The exhibition site was located on the island of Djurgården, and many of the structures on the western part of the island originated as part of the exhibition. These include Djurgårdsbron, the main bridge to the island, the Skansens Bergbana, the funicular railway now in the Skansen open-air museum and zoo, and the Nordic Museum. One of the most prominent buildings of the exposition, a 16,820 m² exposition hall in wood, designed by the architect Ferdinand Boberg and featuring a 100 metres tall cupola and 4 minarets, was demolished after the exposition however, together with many other pavilions built in non-permanent materials.

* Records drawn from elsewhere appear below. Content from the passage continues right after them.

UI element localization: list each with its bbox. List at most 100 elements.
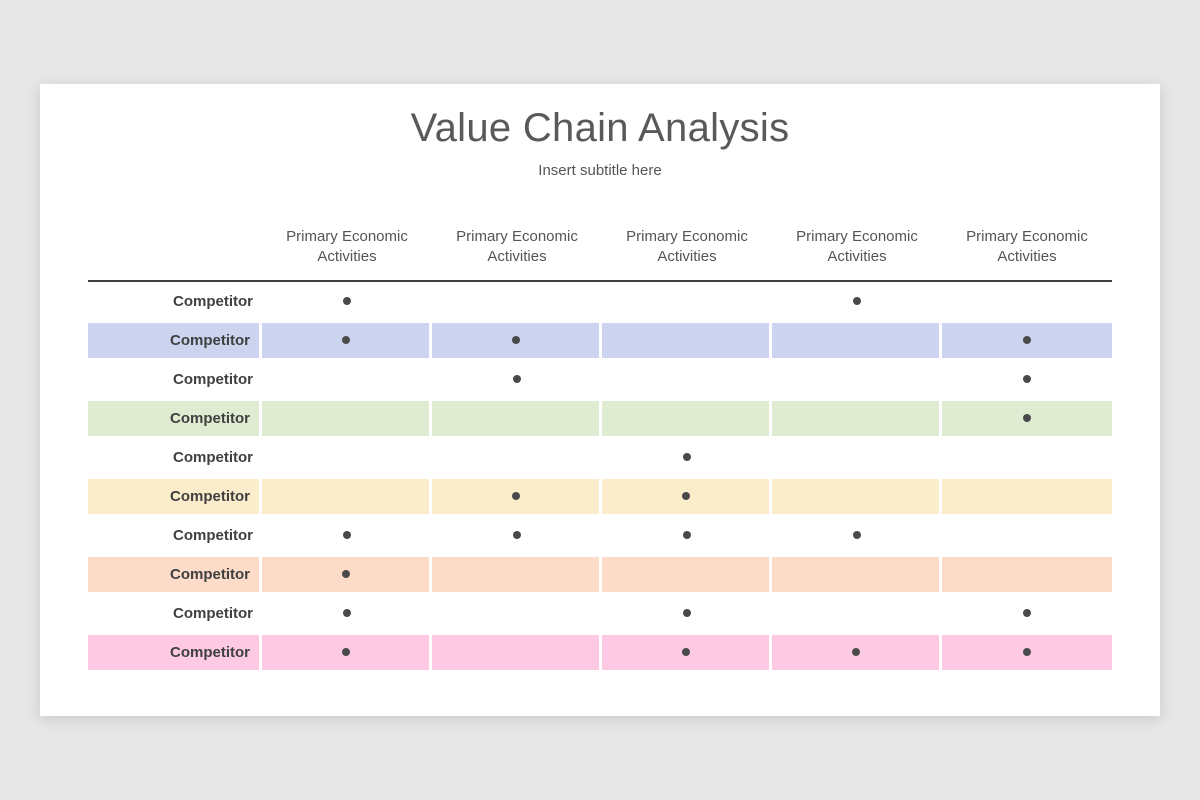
activity-cell (772, 594, 942, 633)
column-header: Primary Economic Activities (966, 228, 1088, 265)
activity-cell (602, 516, 772, 555)
activity-cell (772, 554, 942, 594)
activity-cell (772, 438, 942, 477)
activity-cell (432, 320, 602, 360)
activity-cell (942, 554, 1112, 594)
slide-card: Value Chain Analysis Insert subtitle her… (40, 84, 1160, 716)
presence-dot (511, 336, 520, 345)
presence-dot (1023, 414, 1031, 423)
slide-subtitle: Insert subtitle here (538, 162, 662, 179)
table-row: Competitor (88, 594, 1112, 633)
table-body: Competitor Competitor Competitor Competitor… (88, 282, 1112, 672)
presence-dot (343, 609, 351, 618)
table-row: Competitor (88, 282, 1112, 321)
activity-cell (942, 632, 1112, 672)
activity-cell (602, 476, 772, 516)
table-row: Competitor (88, 516, 1112, 555)
activity-cell (602, 320, 772, 360)
presence-dot (681, 492, 690, 501)
row-label: Competitor (173, 292, 253, 310)
presence-dot (511, 492, 520, 501)
row-label: Competitor (88, 320, 262, 360)
presence-dot (683, 531, 691, 540)
activity-cell (602, 282, 772, 321)
activity-cell (602, 438, 772, 477)
table-row: Competitor (88, 554, 1112, 594)
presence-dot (851, 648, 860, 657)
table-header-row: Primary Economic Activities Primary Econo… (88, 227, 1112, 282)
presence-dot (341, 570, 350, 579)
activity-cell (262, 360, 432, 399)
activity-cell (432, 516, 602, 555)
column-header: Primary Economic Activities (286, 228, 408, 265)
row-label: Competitor (173, 604, 253, 622)
activity-cell (262, 438, 432, 477)
row-label: Competitor (173, 448, 253, 466)
row-label: Competitor (88, 398, 262, 438)
activity-cell (602, 360, 772, 399)
activity-cell (942, 282, 1112, 321)
header-spacer (88, 227, 262, 267)
activity-cell (262, 594, 432, 633)
activity-cell (432, 476, 602, 516)
value-chain-table: Primary Economic Activities Primary Econo… (88, 227, 1112, 672)
activity-cell (262, 516, 432, 555)
activity-cell (602, 398, 772, 438)
table-row: Competitor (88, 438, 1112, 477)
activity-cell (432, 554, 602, 594)
activity-cell (602, 594, 772, 633)
activity-cell (772, 320, 942, 360)
activity-cell (262, 320, 432, 360)
presence-dot (513, 531, 521, 540)
table-row: Competitor (88, 398, 1112, 438)
presence-dot (1023, 375, 1031, 384)
activity-cell (942, 594, 1112, 633)
activity-cell (772, 282, 942, 321)
table-row: Competitor (88, 360, 1112, 399)
presence-dot (343, 297, 351, 306)
column-header: Primary Economic Activities (456, 228, 578, 265)
presence-dot (343, 531, 351, 540)
activity-cell (772, 360, 942, 399)
presence-dot (853, 297, 861, 306)
activity-cell (772, 476, 942, 516)
activity-cell (772, 632, 942, 672)
row-label: Competitor (88, 476, 262, 516)
column-header: Primary Economic Activities (796, 228, 918, 265)
column-header: Primary Economic Activities (626, 228, 748, 265)
activity-cell (942, 476, 1112, 516)
activity-cell (942, 320, 1112, 360)
activity-cell (262, 632, 432, 672)
activity-cell (432, 398, 602, 438)
presence-dot (683, 609, 691, 618)
presence-dot (1023, 336, 1031, 345)
row-label: Competitor (88, 632, 262, 672)
table-row: Competitor (88, 320, 1112, 360)
presence-dot (341, 336, 350, 345)
activity-cell (942, 516, 1112, 555)
activity-cell (262, 554, 432, 594)
presence-dot (1023, 648, 1031, 657)
presence-dot (513, 375, 521, 384)
presence-dot (1023, 609, 1031, 618)
activity-cell (602, 632, 772, 672)
activity-cell (942, 398, 1112, 438)
activity-cell (432, 594, 602, 633)
activity-cell (432, 282, 602, 321)
activity-cell (262, 398, 432, 438)
table-row: Competitor (88, 632, 1112, 672)
activity-cell (262, 282, 432, 321)
row-label: Competitor (173, 370, 253, 388)
activity-cell (772, 398, 942, 438)
activity-cell (432, 438, 602, 477)
activity-cell (432, 632, 602, 672)
presence-dot (683, 453, 691, 462)
activity-cell (262, 476, 432, 516)
activity-cell (942, 438, 1112, 477)
presence-dot (341, 648, 350, 657)
row-label: Competitor (173, 526, 253, 544)
table-row: Competitor (88, 476, 1112, 516)
row-label: Competitor (88, 554, 262, 594)
presence-dot (681, 648, 690, 657)
activity-cell (602, 554, 772, 594)
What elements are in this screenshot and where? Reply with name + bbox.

One theme of the exposition was the new media technologies of the day, including film and the phonograph. The opening ceremonies of the exposition were documented in early recordings, including the opening address by King Oscar II. These recordings have been preserved, and are now available on the internet.

==Aftermath==
After the exposition closed on October 3, 1897, the large industrial hall was torn down, but the Nordic Museum continued to be used and still remains in Stockholm. Remaining in their original places are the Reinhold Bakery, now a restaurant; the Royal Hunt Club Pavilion, now a private home; and the Diamond Rock Drill Co. Pavilion. Several pavilions were moved to Skansen including the Braghallen, the Fröstorp, and the Villa Lusthusporten.